Along with a recent CDC report that youth use of e-cigarettes tripled from 2013 to 2014, including many youth who were not cigarette smokers, the JAMA study underscores why the FDA and the White House must act now to protect our kids and finalize a long-overdue rule to regulate all tobacco products, including e-cigarettes. Administration officials told Congress the final rule would be issued this summer, but as summer winds down, we're still waiting. This rule must be issued without further delay, and it must extend to e-cigarettes the same restrictions on youth-oriented marketing and flavors that currently apply to regular cigarettes.
The new JAMA study examined whether teens who reported ever using e-cigarettes were more likely to initiate use of combustible (smoked) tobacco products, such as cigarettes, cigars and hookah. The study involved 2,530 students from ten public high schools in Los Angeles who reported never using combustible tobacco at the start of the study (when the students were in the 9th grade) and were re-assessed six months and 12 months later. The researchers found that students who had ever used e-cigarettes (222 students at the start of the study) were more likely to report initiation of combustible tobacco use over the next year. These students were also more likely to initiate use of each individual combustible product, including cigarettes, cigars and hookah.
This study indicates that e-cigarettes are introducing many kids to use of and possible addiction to nicotine. It also adds to concerns that e-cigarettes could serve as a gateway to use of other tobacco products, including regular cigarettes.

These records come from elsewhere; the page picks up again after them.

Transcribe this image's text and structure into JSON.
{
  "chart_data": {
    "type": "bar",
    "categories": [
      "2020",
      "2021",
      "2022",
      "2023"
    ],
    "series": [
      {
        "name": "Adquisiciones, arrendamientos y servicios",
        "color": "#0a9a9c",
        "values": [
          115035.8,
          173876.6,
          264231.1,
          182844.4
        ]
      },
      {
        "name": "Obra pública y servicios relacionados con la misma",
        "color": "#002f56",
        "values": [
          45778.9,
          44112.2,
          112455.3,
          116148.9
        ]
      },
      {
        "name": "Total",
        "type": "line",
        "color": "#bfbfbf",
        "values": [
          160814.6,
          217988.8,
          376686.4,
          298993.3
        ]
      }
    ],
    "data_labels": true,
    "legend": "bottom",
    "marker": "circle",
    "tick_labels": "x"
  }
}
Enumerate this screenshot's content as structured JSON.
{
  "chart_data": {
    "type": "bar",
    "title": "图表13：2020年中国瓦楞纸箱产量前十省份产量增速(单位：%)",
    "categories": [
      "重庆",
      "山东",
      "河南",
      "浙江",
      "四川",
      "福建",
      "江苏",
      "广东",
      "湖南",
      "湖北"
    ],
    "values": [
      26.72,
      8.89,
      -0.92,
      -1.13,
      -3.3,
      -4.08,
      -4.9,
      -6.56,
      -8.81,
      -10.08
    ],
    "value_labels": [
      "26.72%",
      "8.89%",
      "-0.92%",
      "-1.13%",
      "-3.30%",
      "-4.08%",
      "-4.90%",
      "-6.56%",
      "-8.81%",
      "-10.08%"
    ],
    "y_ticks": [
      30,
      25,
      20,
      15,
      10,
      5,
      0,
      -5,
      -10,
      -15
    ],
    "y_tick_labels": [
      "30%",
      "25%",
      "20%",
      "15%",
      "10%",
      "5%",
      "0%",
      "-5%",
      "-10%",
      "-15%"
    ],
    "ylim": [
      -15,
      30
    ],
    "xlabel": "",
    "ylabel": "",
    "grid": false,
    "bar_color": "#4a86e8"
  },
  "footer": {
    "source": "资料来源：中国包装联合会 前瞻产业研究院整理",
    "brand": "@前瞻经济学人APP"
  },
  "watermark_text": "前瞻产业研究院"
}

While it is still an open scientific question whether e-cigarettes might be able to help adult smokers give up cigarettes, kids should not be using any tobacco product, including e-cigarettes. As the CDC and other experts have stated, youth use of tobacco in any form is unsafe as nicotine exposure harms adolescent brain development, causes addiction and could lead to sustained use of tobacco products.
In April, the CDC reported that current (past-month) e-cigarette use among high school students jumped from 4.5 percent in 2013 to 13.4 percent in 2014 (it was just 1.5 percent in 2011). Current e-cigarette use now exceeds current use of regular cigarettes (9.2 percent of high school students smoked cigarettes in 2014).
We cannot allow the tobacco industry to keep addicting kids and create another epidemic with a new generation of tobacco products. The FDA and the White House must act promptly to end this unregulated experiment that threatens our kids' health.